Do not split 32-byte unaligned load and store
Added compiler options -mno-avx256-split-unaligned-load
and -mno-avx256-split-unaligned-store. These tuning
options prevent the gcc compiler from generating two
128 bit load/store and an insert instead of a single
unaligned 256 bit load/store.
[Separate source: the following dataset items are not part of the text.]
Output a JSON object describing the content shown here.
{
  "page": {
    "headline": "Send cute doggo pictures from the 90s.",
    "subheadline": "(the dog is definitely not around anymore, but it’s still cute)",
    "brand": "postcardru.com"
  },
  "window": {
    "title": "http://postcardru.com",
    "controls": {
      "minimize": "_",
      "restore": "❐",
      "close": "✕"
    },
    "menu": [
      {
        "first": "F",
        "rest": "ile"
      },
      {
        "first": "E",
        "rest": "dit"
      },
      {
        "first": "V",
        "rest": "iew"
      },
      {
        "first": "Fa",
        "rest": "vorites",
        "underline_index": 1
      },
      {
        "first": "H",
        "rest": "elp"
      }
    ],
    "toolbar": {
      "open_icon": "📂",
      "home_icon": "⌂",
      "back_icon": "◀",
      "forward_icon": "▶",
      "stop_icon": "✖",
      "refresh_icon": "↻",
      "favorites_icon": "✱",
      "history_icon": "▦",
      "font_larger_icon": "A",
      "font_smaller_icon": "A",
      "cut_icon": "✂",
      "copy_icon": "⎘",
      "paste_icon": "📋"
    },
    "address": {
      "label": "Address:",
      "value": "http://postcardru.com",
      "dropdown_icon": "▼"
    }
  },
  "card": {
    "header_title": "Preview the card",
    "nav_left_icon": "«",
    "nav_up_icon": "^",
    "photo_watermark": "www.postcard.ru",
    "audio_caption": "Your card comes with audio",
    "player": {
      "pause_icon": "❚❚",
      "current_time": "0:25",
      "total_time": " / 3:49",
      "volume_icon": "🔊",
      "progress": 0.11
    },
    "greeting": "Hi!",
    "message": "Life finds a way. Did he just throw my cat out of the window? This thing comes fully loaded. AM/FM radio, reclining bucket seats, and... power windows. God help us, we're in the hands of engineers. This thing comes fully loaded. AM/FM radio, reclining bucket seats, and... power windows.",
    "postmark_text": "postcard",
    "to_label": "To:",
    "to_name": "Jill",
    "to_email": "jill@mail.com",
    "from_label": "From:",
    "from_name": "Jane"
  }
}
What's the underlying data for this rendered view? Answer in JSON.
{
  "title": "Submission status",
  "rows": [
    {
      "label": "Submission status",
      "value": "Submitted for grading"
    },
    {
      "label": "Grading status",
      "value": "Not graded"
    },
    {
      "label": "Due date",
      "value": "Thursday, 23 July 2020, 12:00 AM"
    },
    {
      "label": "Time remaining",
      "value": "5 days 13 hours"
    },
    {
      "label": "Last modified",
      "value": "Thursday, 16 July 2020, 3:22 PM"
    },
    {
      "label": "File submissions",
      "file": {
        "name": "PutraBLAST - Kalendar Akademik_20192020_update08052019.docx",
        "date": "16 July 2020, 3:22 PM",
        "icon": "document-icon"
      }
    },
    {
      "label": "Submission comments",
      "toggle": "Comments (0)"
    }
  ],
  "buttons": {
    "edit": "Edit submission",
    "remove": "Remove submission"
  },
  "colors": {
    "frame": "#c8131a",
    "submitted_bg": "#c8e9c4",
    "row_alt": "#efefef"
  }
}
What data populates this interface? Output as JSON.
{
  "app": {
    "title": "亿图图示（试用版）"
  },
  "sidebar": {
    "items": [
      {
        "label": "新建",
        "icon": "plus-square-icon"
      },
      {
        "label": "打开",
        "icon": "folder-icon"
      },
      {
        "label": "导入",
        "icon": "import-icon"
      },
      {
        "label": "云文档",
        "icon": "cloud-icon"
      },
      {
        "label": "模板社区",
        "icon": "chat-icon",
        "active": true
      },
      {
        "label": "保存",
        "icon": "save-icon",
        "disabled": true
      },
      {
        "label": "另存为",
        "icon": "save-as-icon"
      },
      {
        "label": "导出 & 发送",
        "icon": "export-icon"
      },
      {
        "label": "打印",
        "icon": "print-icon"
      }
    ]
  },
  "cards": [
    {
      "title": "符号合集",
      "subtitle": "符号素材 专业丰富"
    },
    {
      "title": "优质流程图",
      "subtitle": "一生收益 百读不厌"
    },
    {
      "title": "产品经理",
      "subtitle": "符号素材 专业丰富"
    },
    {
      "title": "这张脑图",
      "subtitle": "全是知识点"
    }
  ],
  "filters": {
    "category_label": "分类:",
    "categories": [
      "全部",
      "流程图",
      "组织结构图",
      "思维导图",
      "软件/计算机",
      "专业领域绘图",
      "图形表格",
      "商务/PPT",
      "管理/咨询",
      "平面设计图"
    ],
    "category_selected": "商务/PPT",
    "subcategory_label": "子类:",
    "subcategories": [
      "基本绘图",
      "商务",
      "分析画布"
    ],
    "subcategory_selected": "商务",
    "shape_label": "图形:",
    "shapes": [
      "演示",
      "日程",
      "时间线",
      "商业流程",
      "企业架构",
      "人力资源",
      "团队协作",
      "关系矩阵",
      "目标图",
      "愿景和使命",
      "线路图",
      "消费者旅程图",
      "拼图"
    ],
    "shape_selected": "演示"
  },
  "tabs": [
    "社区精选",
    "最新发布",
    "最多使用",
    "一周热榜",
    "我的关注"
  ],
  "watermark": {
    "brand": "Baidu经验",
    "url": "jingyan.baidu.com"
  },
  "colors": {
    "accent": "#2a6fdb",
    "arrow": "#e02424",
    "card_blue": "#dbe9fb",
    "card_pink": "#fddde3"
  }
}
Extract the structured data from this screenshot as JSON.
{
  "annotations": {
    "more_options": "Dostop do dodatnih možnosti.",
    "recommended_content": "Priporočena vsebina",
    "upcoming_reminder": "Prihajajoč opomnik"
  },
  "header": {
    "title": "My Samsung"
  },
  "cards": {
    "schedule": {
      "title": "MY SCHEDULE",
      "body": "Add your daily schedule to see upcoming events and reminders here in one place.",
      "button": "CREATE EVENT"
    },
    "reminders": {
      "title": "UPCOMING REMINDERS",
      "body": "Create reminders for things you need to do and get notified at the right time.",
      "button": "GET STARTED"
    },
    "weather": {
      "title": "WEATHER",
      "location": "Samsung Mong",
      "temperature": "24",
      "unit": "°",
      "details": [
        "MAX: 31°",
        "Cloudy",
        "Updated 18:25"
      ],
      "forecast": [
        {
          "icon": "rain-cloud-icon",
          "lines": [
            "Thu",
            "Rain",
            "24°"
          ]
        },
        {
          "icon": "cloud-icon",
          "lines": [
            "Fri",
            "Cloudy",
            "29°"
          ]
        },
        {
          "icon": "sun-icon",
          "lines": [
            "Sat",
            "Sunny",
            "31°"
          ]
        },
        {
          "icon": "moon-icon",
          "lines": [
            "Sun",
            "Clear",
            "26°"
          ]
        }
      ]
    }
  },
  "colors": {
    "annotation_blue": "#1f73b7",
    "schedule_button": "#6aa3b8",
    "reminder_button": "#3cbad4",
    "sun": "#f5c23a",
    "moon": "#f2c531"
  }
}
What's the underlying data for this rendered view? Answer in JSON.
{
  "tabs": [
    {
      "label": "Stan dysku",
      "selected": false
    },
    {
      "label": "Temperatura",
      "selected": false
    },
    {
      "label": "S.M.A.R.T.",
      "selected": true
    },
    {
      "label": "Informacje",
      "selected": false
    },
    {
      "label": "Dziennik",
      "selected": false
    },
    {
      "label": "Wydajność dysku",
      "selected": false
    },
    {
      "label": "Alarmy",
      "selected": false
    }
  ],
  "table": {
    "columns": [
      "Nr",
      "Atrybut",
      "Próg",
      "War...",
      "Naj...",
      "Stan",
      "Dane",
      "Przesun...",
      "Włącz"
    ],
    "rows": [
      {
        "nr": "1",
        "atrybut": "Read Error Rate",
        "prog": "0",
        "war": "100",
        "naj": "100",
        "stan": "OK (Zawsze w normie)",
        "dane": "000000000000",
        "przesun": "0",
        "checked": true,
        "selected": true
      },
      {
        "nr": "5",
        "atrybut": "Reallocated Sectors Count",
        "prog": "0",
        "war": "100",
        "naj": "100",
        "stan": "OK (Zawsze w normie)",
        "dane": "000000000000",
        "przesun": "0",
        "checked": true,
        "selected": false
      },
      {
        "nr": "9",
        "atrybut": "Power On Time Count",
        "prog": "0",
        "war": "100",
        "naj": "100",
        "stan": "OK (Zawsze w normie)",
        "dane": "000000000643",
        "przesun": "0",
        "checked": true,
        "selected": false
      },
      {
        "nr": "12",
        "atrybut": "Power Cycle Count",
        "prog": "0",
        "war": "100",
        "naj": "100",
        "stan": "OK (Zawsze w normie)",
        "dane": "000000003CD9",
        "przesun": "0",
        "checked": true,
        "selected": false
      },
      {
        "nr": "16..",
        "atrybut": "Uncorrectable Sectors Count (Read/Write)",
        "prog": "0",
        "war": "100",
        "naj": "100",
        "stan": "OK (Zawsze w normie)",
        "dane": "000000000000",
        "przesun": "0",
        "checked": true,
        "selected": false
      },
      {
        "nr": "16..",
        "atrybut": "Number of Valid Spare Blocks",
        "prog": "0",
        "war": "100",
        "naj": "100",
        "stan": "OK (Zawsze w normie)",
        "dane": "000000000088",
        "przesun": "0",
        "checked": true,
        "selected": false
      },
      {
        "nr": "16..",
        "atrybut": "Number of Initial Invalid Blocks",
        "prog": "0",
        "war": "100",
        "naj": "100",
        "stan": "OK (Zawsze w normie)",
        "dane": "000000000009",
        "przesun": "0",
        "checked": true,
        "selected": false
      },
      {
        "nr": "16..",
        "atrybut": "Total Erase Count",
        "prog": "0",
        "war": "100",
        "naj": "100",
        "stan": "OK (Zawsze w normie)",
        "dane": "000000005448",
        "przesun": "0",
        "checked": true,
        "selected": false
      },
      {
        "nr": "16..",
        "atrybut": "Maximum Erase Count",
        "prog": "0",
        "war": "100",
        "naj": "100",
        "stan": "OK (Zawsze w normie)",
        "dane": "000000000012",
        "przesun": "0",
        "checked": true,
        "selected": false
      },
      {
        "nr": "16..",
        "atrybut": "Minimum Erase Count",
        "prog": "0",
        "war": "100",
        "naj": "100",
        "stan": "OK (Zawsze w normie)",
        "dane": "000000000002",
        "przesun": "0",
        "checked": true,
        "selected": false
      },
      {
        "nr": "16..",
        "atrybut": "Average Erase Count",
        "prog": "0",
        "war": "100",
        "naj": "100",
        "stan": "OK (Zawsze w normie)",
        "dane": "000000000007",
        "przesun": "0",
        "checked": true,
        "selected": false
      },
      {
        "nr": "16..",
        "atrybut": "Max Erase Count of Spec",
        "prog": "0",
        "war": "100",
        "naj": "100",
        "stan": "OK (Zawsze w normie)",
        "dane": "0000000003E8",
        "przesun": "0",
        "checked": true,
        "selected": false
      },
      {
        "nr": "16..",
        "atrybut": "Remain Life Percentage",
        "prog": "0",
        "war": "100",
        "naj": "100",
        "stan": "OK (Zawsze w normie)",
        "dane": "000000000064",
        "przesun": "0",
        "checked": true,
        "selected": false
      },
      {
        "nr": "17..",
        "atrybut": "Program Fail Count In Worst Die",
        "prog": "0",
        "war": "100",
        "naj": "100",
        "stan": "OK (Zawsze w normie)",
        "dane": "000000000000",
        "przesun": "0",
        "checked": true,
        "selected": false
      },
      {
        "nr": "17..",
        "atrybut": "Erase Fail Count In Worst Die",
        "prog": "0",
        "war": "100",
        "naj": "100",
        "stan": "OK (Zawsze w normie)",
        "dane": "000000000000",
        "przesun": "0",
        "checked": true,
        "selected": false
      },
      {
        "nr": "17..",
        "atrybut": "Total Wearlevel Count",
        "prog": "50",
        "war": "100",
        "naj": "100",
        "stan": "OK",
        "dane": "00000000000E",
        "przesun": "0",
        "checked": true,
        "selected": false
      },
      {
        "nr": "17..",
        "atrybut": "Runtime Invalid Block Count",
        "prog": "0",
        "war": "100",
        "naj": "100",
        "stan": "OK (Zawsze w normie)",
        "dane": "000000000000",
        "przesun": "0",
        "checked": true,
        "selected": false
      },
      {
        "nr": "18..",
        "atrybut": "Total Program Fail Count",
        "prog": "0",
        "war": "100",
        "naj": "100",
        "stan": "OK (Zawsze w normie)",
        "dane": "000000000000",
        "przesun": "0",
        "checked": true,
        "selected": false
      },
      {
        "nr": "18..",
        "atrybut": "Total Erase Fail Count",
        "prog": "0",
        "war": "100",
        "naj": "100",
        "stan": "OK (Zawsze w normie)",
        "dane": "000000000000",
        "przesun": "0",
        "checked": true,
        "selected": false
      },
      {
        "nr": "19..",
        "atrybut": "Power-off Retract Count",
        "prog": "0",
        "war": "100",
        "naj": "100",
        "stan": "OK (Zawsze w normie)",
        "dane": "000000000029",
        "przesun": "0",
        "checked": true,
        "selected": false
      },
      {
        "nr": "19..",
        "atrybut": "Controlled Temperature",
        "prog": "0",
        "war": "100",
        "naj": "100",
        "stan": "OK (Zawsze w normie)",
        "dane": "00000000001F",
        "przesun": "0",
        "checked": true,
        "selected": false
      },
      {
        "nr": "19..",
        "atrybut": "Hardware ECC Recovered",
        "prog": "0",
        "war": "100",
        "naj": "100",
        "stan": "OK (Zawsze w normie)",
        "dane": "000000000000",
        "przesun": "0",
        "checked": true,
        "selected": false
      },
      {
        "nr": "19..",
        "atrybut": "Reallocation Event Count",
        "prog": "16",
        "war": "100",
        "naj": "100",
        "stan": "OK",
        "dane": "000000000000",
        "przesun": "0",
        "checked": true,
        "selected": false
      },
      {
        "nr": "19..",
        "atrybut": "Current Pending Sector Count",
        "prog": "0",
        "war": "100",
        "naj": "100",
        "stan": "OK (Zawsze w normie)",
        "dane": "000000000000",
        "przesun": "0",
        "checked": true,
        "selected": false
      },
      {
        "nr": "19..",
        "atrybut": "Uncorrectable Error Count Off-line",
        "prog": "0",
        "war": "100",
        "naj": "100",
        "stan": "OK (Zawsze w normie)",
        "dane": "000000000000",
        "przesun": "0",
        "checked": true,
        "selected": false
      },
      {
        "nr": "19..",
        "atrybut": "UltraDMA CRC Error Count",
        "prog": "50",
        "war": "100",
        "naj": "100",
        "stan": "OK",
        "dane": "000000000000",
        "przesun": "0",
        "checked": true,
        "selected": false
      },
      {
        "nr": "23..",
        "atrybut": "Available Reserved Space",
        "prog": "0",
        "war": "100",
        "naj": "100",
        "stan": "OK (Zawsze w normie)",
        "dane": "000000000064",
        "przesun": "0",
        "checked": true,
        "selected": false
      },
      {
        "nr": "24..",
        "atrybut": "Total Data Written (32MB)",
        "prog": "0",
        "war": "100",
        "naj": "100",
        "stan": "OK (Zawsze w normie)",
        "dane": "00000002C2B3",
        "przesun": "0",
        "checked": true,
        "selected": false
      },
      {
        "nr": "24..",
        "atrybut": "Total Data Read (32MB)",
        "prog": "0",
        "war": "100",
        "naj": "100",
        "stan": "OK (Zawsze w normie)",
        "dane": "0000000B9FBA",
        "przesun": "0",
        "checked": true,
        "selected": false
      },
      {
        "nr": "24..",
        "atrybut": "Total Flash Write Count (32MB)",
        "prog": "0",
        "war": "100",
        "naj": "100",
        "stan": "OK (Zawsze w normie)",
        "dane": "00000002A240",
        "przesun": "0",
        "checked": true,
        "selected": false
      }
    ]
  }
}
These tuning options are
enabled for AVX2 modules.
Change-Id: I8f499a7f18f365babe9bcfd986bb44a002b3550c
diff --git a/build/cmake/aom_optimization.cmake b/build/cmake/aom_optimization.cmake
index 0b58b91..d8b258f 100644
--- a/build/cmake/aom_optimization.cmake
+++ b/build/cmake/aom_optimization.cmake
@@ -49,6 +49,20 @@
get_msvc_intrinsic_flag(${flag} "flag")
endif()
+ if("${flag}" STREQUAL "-mavx2")
+ unset(FLAG_SUPPORTED)
+ check_c_compiler_flag("-mno-avx256-split-unaligned-load" FLAG_SUPPORTED)
+ if(${FLAG_SUPPORTED})
+ set(flag "${flag} -mno-avx256-split-unaligned-load")
+ endif()
+
+ unset(FLAG_SUPPORTED)
+ check_c_compiler_flag("-mno-avx256-split-unaligned-store" FLAG_SUPPORTED)
+ if(${FLAG_SUPPORTED})
+ set(flag "${flag} -mno-avx256-split-unaligned-store")
+ endif()
+ endif()
+
if(flag)
separate_arguments(flag)
target_compile_options(${target_name} PUBLIC ${flag})